2006-05-26

L'APP, bien plus que des lettres!

(c) 2006, Judeline Nicolas

Durant ma longue carrière d'étudiante, une remarque revenait souvent dans mon esprit, on enseigne beaucoup au niveau collégial et universitaire, cependant l'on a impression d'apprendre peu. Je me suis interrogée sur ce fait et j'en suis venue à la conclusion que l'inverse était probablement possible, c'est-à-dire d'apprendre beaucoup et peu enseigner. Je suis certaine que les tenants de l'apprentissage par problèmes seraient sans doute d'accord avec moi. Mais qu'est-ce que l'apprentissage par problèmes (APP)? Est-ce une étude de cas? Est-ce une résolution de problèmes? Quelle est son origine? Découvrons le mystère entourant cette formule pédagogique qui connaît un essor important partout à travers le monde.

Qu'est-ce que l'APP?

Il existe plusieurs définitions de l'APP, mais voici celle que j'ai retenue. Bourque et Garnier( )définissent l'apprentissage par problèmes (APP) ou problem based learning (PBL) comme suit: ''Formule pédagogique centrée sur l'élève oû le problème sert de prétexte à l'apprentissage d'un nouvelle matière. L'élève doit chercher, organiser, et synthétiser les informations concernant le problème à l'étude, non pas dans la perspective de résoudre le problème mais plutôt d'analyser le problème. Approche inductive (Mauffette, 1995) qui permet de mettre en lumière les conceptions initiales des élèves sur certains concepts. En APP, les élèves, regroupés en équipe, travaillent à résoudre ce problème (plus ou moins complexes) pour lequel ils n'ont reçu aucune formation au préalable. Les apprentissages de contenu et le développement des compétences dans la résolution de problèmes se font pendant le processus d'apprentissage par problèmes."

Dans le passé, et encore un peu aujourd'hui, l'APP a été confondu à l'étude de cas et la résolution de problème. Bien qu'elle ressemble à l'étude de cas, il diffère un peu, car l'étude de cas se solde souvent par un rapport. Quant à la résolution de problème, la finalité est de trouver une réponse au problème, tandis que le but de l'APP n'est pas nécessairement de résoudre le problème, mais de mettre l'accent sur les stratégies cognitives déployées pour analyser et trouver des solutions efficaces aux problèmes complexes et authentiques que l'apprenant utilisera de nouveau en situation réelle.
Un peu d’histoire…

Quelle est l’origine de cette méthode d’enseignement ? À quel courant de pensée d’apprentissage appartient-il ? Son origine n’est pas claire. Cependant, certains estiment que cela remonterait au début du 20e siècle. En effet, l’APP trouve sa source dans les travaux de Dewey qui insiste sur le fait que les connaissances ne se transfèrent pas directement et l’apprentissage requièrent une participation active de l’apprenant. Donc, il développa une approche pédagogique qui utilise des problèmes tirés de situations de la vie quotidienne.Aussi, il insiste, également, sur l'autonomie de l'apprenant. Pour lui, il s’agit d’un point de départ à partir duquel l’apprentissage se réalise. Enfin, cette formule pédagogique s’inscrit dans le cognitivisme et le constructivisme.
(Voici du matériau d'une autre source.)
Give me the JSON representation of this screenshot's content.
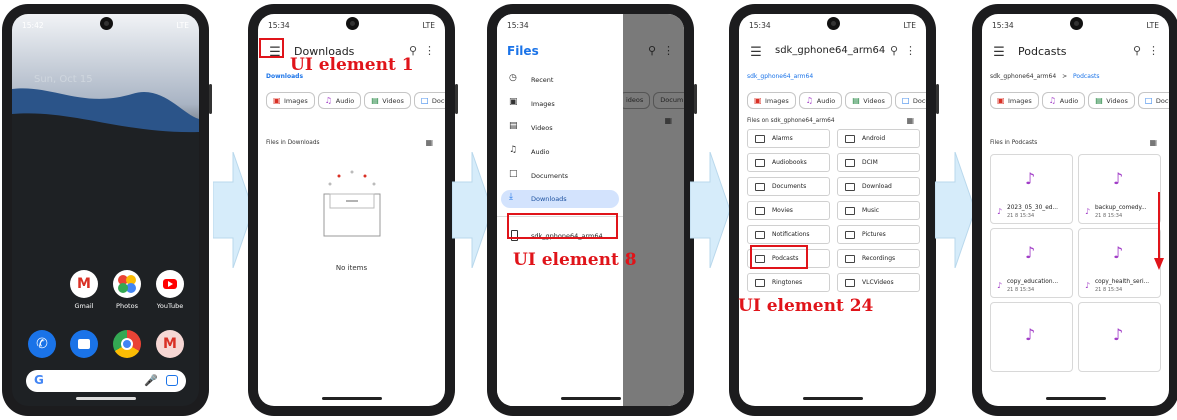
{
  "colors": {
    "annotation": "#e0141a",
    "accent": "#1a73e8",
    "music": "#a13dc7",
    "arrow": "#d6ecfa"
  },
  "phone1": {
    "time": "15:42",
    "signal": "LTE",
    "date": "Sun, Oct 15",
    "apps": [
      "Gmail",
      "Photos",
      "YouTube"
    ]
  },
  "phone2": {
    "time": "15:34",
    "signal": "LTE",
    "title": "Downloads",
    "breadcrumb": "Downloads",
    "chips": [
      "Images",
      "Audio",
      "Videos",
      "Docum"
    ],
    "section": "Files in Downloads",
    "empty": "No items",
    "annotation": "UI element 1"
  },
  "phone3": {
    "time": "15:34",
    "signal": "LTE",
    "drawer_title": "Files",
    "drawer_items": [
      "Recent",
      "Images",
      "Videos",
      "Audio",
      "Documents",
      "Downloads"
    ],
    "device": "sdk_gphone64_arm64",
    "bg_chips": [
      "ideos",
      "Docum"
    ],
    "annotation": "UI element 8"
  },
  "phone4": {
    "time": "15:34",
    "signal": "LTE",
    "title": "sdk_gphone64_arm64",
    "breadcrumb": "sdk_gphone64_arm64",
    "chips": [
      "Images",
      "Audio",
      "Videos",
      "Docum"
    ],
    "section": "Files on sdk_gphone64_arm64",
    "folders": [
      "Alarms",
      "Android",
      "Audiobooks",
      "DCIM",
      "Documents",
      "Download",
      "Movies",
      "Music",
      "Notifications",
      "Pictures",
      "Podcasts",
      "Recordings",
      "Ringtones",
      "VLCVideos"
    ],
    "annotation": "UI element 24"
  },
  "phone5": {
    "time": "15:34",
    "signal": "LTE",
    "title": "Podcasts",
    "crumb_root": "sdk_gphone64_arm64",
    "crumb_sep": ">",
    "crumb_current": "Podcasts",
    "chips": [
      "Images",
      "Audio",
      "Videos",
      "Docum"
    ],
    "section": "Files in Podcasts",
    "files": [
      {
        "name": "2023_05_30_ed...",
        "meta": "21 8 15:34"
      },
      {
        "name": "backup_comedy...",
        "meta": "21 8 15:34"
      },
      {
        "name": "copy_education...",
        "meta": "21 8 15:34"
      },
      {
        "name": "copy_health_seri...",
        "meta": "21 8 15:34"
      }
    ]
  }
}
Plus près de nous, au milieu des années 60, l’université Mc Master en Ontario développe une démarche d’apprentissage qui utilise des situations problèmes afin de favoriser le développement des habiletés de résolutions de problèmes. Cette approche nommée problem based learning (PBL) a été traduite par apprentissage par problèmes (APP). La première application de l'APP fut dans les écoles médicales. En effet, les professionnels médicaux doivent maintenir une compétence dans leur domaine et continuer leur apprentissage tout au long de leur vie. Donc, l'APP était bien approprié à ce secteur. De nos jours, l'APP a gagné progressivement du terrain notamment dans les écoles médicales et professionnelles oû il revêt des différentes formes.
Conceptions et principes de base de l'APP
L'enseignement par APP met l'accent sur l'acquisition et le traitement des connaissances plutôt que sur leur transmission et leur mémorisation. Par conséquent, le but que l'on vise est de développer l'autonomie de l'apprenant et son implication dans la résolution de problèmes, peu importe le domaine. De plus, les changements dans la société au niveau de l'emploi génèrent de nouvelles attentes à l'égard de l'école. En fait, elle exige des individus qu'ils puissent travailler en équipe et s'adapter à l'évolution des rôles. (Barbeau, Montini et Roy, 1997).
Voici les principes de bases essentielles à l'APP
1. Accent mis sur le sens, pas sur les faits:
La plupart des étudiants retiennent et emploient peu de ce qu'ils apprennent par coeur ou lorsqu'on enseigne uniquement sous forme d'exposé magistral. L'APP essaie d'engager et de rendre actif les étudiants dans la recherche de résolutions par rapport à un problème contextualisé. Par conséquent, l'étudiant donne un sens à ce qu'il apprend, récupère et utilise la connaissance appropriée, lorsqu'il est confronté à une situation problème dans sa pratique professionnelle. (Stanford Learning Lab, 2002).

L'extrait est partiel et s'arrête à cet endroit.